Vodafone to pay $4.7 billion for rest of its mobile phone unit in Japan

Deal raises doubts in light of AT&T Wireless bid


LONDON - Vodafone Group, the world's largest wireless phone company, said yesterday that it will pay $4.7 billion for the parts of its floundering Japanese operations that it does not own, increasing concerns about management's focus, particularly because the company made a failed bid for AT&T Wireless this year.

Vodafone is to pay 2.6 billion pounds in cash ($4.7 billion) to take full control of its mobile phone subsidiary in Japan, which has been losing money and customers to rivals that offer more advanced cellular services.

The deal is the latest in a series of moves by Vodafone to take control of its overseas operations. Over the past year, Vodafone has bought all, or nearly all, of the outside stakes in its operations in Greece, Hungary and the Netherlands.

Chief executive Arun Sarin said during a conference call that he would bring "serious change" to Vodafone Japan to reverse losses in market share.
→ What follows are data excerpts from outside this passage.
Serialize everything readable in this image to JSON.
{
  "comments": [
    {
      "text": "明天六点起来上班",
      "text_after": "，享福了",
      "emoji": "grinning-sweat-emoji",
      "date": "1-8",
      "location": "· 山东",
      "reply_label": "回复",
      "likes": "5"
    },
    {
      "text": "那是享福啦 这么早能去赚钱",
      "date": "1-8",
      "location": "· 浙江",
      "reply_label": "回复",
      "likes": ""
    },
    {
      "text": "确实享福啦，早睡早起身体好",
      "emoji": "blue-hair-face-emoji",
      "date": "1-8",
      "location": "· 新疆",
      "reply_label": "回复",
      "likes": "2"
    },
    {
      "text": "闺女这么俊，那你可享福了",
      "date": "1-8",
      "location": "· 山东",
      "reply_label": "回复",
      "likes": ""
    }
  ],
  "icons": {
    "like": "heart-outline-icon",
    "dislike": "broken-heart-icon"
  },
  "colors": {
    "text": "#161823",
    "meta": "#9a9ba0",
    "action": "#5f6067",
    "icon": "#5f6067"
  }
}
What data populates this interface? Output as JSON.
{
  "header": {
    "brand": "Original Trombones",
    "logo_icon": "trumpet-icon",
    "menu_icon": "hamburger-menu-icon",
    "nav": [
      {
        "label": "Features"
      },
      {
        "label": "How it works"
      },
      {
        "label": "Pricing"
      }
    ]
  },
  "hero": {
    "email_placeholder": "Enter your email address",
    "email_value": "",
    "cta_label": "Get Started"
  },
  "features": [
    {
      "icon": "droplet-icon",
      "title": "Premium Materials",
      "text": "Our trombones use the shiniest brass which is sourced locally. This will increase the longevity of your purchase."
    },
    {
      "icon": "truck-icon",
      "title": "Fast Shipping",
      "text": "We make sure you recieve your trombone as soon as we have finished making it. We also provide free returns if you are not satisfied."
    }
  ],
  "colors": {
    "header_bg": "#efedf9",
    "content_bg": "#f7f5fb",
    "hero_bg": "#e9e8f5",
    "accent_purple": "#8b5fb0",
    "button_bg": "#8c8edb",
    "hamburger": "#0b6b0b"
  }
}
Vodafone has attracted less than 1 percent of the customers for the lucrative, fast-growing "third generation" services in Japan because the company has not made such service available as quickly as its competitors.

The company also reported that its sales increased 10 percent in the 12 months that ended March 31, to 33.56 billion pounds ($60.13 billion), and that the company's net loss for the year narrowed to 9.02 billion pounds.

Although Vodafone's cash flow is strong, its earnings are hampered by charges for former acquisitions, called goodwill amortization. Profits before taxes, goodwill and exceptional items were up 19 percent for the year, to 10.04 billion pounds, in line with analysts' expectations.

Vodafone's stock fell 5 percent yesterday, closing at 128.75 pence on the London Stock Exchange.